So I stumbled across P.Dirac's book Principles of Quantum Mechanics and I found something really peculiar on page 61 of the Fourth Edition.
He states that usually we accept that $$\frac{d}{dx}\log(x)=\frac {1}{x}$$ for real positive x.
However the author states that it can be extended to $$\frac{d}{dx}\log(x)=\frac {1}{x}-i\pi\delta(x)$$
He argues the following way: \begin{equation} \int_{-a}^{a}\frac{d}{dx} \log(x)\,dx=\int_{-a}^{a}\frac{1}{x}-i\pi\delta(x)dx \end{equation} \begin{equation} \log(-1)=-i\pi \bigg| \exp(.) \end{equation} \begin{equation} e^{\log(-1)}=e^{-i\pi} \end{equation} \begin{equation} -1=e^{-i\pi} \end{equation}
Intuitively I think it has to do with Riemann surfaces and I think one could somehow using this extend the definition of complex exponentials and write them the following way: \begin{equation} e^{i\theta}=\cos(\theta)+i\sin(\theta)+\hat{j}m \end{equation} Where m indicates the mth Riemann surface and j is kind of a vector basis. $$m=(\theta-\text{mod}_{2\pi}(\theta))/2\pi$$
We will define the distribution $\frac{d\log(x)}{dx}$ through the regularization given by
$$\frac{d\log(x)}{dx} \sim \lim_{\epsilon \to 0^+}\left(\frac{d\log(x+i\epsilon)}{dx}\right)$$
Then, for any $a<0<b$ and smooth test function $\phi(x)$, we have
$$\begin{align} \int_a^b \frac{d\log(x)}{dx}\phi(x)\,dx&=\lim_{\epsilon \to 0^+}\int_a^b \left(\frac{d\log(x+i\epsilon)}{dx}\right)\phi(x)\,dx\\\\ &=\lim_{\epsilon \to 0^+}\int_a^b\left(\frac{1}{x+i\epsilon}\right)\phi(x)\,dx\\\\ &=\lim_{\epsilon \to 0^+}\left(\int_a^b\left(\frac{x}{x^2+\epsilon^2}\right)\phi(x)\,dx-i\int_a^b \left(\frac{\epsilon}{x^2+\epsilon^2}\right)\phi(x)\,dx\right)\\\\ &=\lim_{\epsilon \to 0^+}\left(\int_a^b\left(\frac{x}{x^2+\epsilon^2}\right)\phi(x)\,dx\right)-i\pi \phi(0)\\\\ &=PV\left(\int_a^b \frac{\phi(x)}{x}\,dx\right)-i\pi \phi(0) \end{align}$$
where $PV$ denotes the Principal Value of the integral.

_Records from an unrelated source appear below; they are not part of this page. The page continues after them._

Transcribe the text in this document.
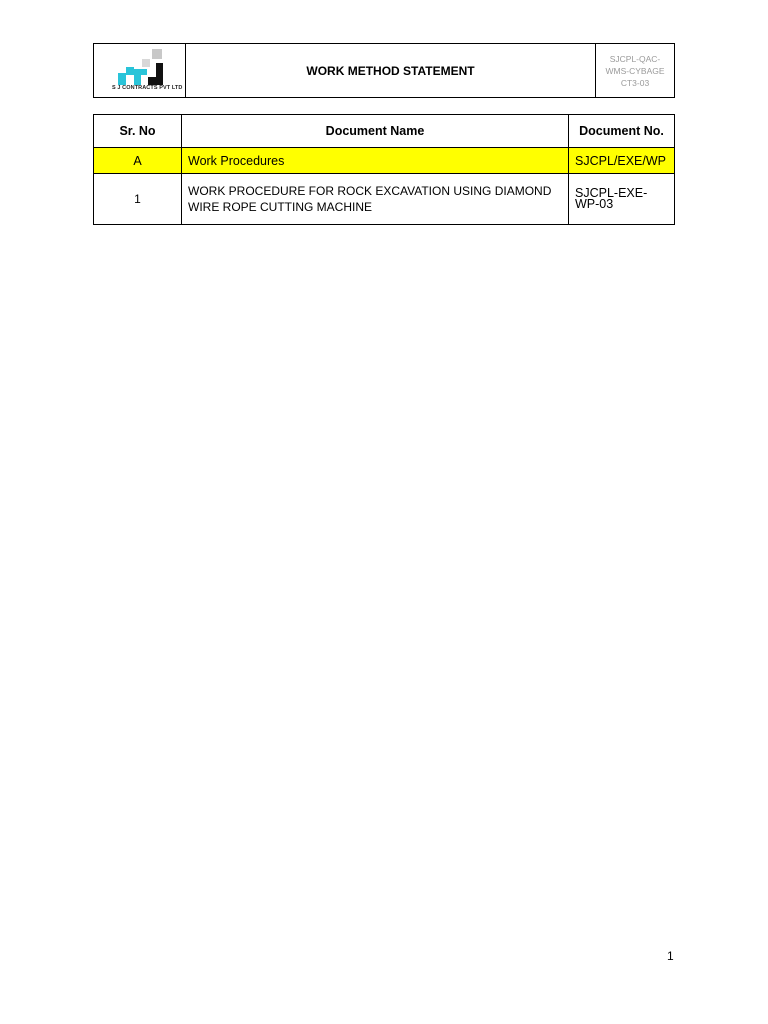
S J CONTRACTS PVT LTD
WORK METHOD STATEMENT
SJCPL-QAC-
WMS-CYBAGE
CT3-03
Sr. No	Document Name	Document No.
A	Work Procedures	SJCPL/EXE/WP
1	WORK PROCEDURE FOR ROCK EXCAVATION USING DIAMOND WIRE ROPE CUTTING MACHINE	SJCPL-EXE-WP-03
1
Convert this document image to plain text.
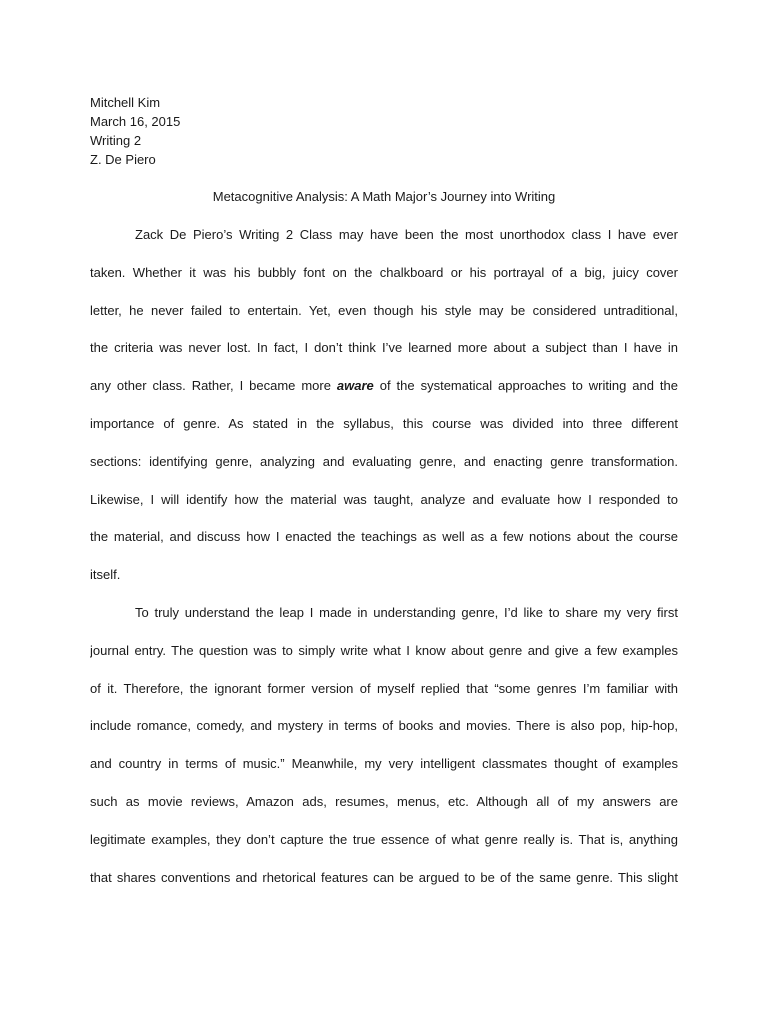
Mitchell Kim
March 16, 2015
Writing 2
Z. De Piero
Metacognitive Analysis: A Math Major’s Journey into Writing
Zack De Piero’s Writing 2 Class may have been the most unorthodox class I have ever
taken. Whether it was his bubbly font on the chalkboard or his portrayal of a big, juicy cover
letter, he never failed to entertain. Yet, even though his style may be considered untraditional,
the criteria was never lost. In fact, I don’t think I’ve learned more about a subject than I have in
any other class. Rather, I became more aware of the systematical approaches to writing and the
importance of genre. As stated in the syllabus, this course was divided into three different
sections: identifying genre, analyzing and evaluating genre, and enacting genre transformation.
Likewise, I will identify how the material was taught, analyze and evaluate how I responded to
the material, and discuss how I enacted the teachings as well as a few notions about the course
itself.
To truly understand the leap I made in understanding genre, I’d like to share my very first
journal entry. The question was to simply write what I know about genre and give a few examples
of it. Therefore, the ignorant former version of myself replied that “some genres I’m familiar with
include romance, comedy, and mystery in terms of books and movies. There is also pop, hip-hop,
and country in terms of music.” Meanwhile, my very intelligent classmates thought of examples
such as movie reviews, Amazon ads, resumes, menus, etc. Although all of my answers are
legitimate examples, they don’t capture the true essence of what genre really is. That is, anything
that shares conventions and rhetorical features can be argued to be of the same genre. This slight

Therefore, we find that in distribution
$$\frac{d\log(x)}{dx}\sim PV\left(\frac{1}{x}\right)-i\pi \delta(x)$$
Alternatively, let $\psi$ be the ditribution $\psi(x)=\left(\log(x)\right)$. Then, we can write for any $\phi\in C_C^\infty$
$$\langle \psi',\phi\rangle = - \langle \psi, \phi'\rangle$$
Hence, we have
$$\begin{align} -\int_{-\infty}^\infty \log(x)\phi'(x)\,dx&=-\int_{-\infty}^0 (\log(|x|)+i\pi)\phi'(x)\,dx-\int_0^\infty \log(x)\phi'(x)\,dx\\\\ &=-i\pi \phi(0)-\int_{-\infty}^\infty \log(|x|)\phi'(x)\,dx\\\\ &=-i\pi \phi(0)-\lim_{\delta\to 0^+}\int_{|x|\ge\delta} \log(|x|)\phi'(x)\,dx\\\\ &=-i\pi \phi(0)+\lim_{\delta\to 0^+}\int_{|x|\ge\delta}\frac{\phi(x)}{x}\,dx\\\\ &=-i\pi \phi(0)+\text{PV}\int_{-\infty}^\infty\frac{\phi(x)}{x}\,dx\\\\ \end{align}$$
Therefore, we find that in distribution
$$\frac{d}{dx}\log(x)=\text{PV}\left(\frac1x\right)-i\pi \delta(x)$$
as expected!